Un hombre caminaba por un camino, contemplando la belleza a su alrededor, cuando sintió que tenía una herida. Miró a un lado y vio que un espino le había hecho un corte en la pierna.
Pero el paisaje era tan hermoso que decidió no darle mucha importancia y, volviéndose hacia la planta, murmuró: – Te perdono.
Horas más tarde, otro hombre caminaba por el mismo camino, también contemplando la belleza de Dios en la puesta de sol frente a sus ojos, cuando el mismo espino lo hirió.
Él se limitó a mirar al espino, se limpió la sangre que le salía y siguió adelante.
Un ángel, que lo había visto todo, se dirigió al Señor y le dijo:
– Hoy he visto a un santo que perdonó a un espino.
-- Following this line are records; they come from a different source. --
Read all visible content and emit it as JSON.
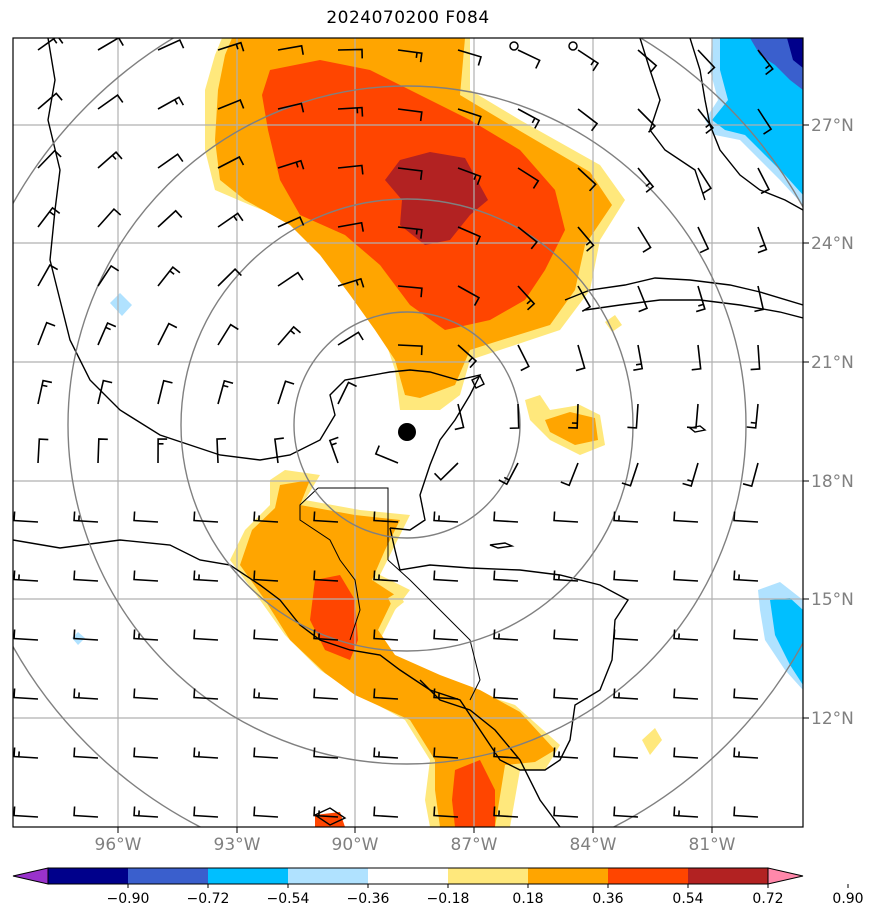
{
  "title": "2024070200 F084",
  "map": {
    "lon_ticks": [
      "96°W",
      "93°W",
      "90°W",
      "87°W",
      "84°W",
      "81°W"
    ],
    "lat_ticks": [
      "27°N",
      "24°N",
      "21°N",
      "18°N",
      "15°N",
      "12°N"
    ],
    "storm_center": {
      "lon": "88.7°W",
      "lat": "19.2°N"
    },
    "range_rings_count": 4
  },
  "colorbar": {
    "labels": [
      "−0.90",
      "−0.72",
      "−0.54",
      "−0.36",
      "−0.18",
      "0.18",
      "0.36",
      "0.54",
      "0.72",
      "0.90"
    ],
    "colors": [
      "#9932cc",
      "#00008b",
      "#3a5fcd",
      "#00bfff",
      "#b0e2ff",
      "#ffffff",
      "#ffe87c",
      "#ffa500",
      "#ff4500",
      "#b22222",
      "#ff88aa"
    ]
  }
}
Y he visto también a un hombre sin corazón que también ha sido herido y no ha dicho nada.
– Pues estás completamente engañado -respondió el Señor-. Claro que el primero es un hombre de bien, pero el segundo, además de santo, es también muy sabio.
– ¿Cómo es posible? -insistió el ángel, sorprendido con la respuesta del Todopoderoso-. Él no tuvo la grandeza de decir nada, ¡simplemente siguió su camino!
Dios interrumpió al ángel:
– El hijo injustamente reprendido por el padre, aunque entienda que el gesto es fruto de un amor tal vez excesivo, no tiene necesidad de perdonar a nadie, sino tan solo de aceptar lo ocurrido. De esta manera, la herida no hiere y el perdón no humilla.
“El espino nació para usar sus espinas. Aunque quisiese, nunca podría perfumar el ambiente a su alrededor. El primer hombre, al sentir el dolor del pinchazo, echó la culpa al espino, y como es puro de corazón, lo perdonó. El segundo hombre también se hirió; pero como sabe que todos los espinos son así, no se sintió ofendido. Y como no tenía nada que perdonar, no perdonó.”
Y concluyó:
– Cuando el alma sangra por algo que sabemos que hiere, de nada sirve ni culpar ni perdonar.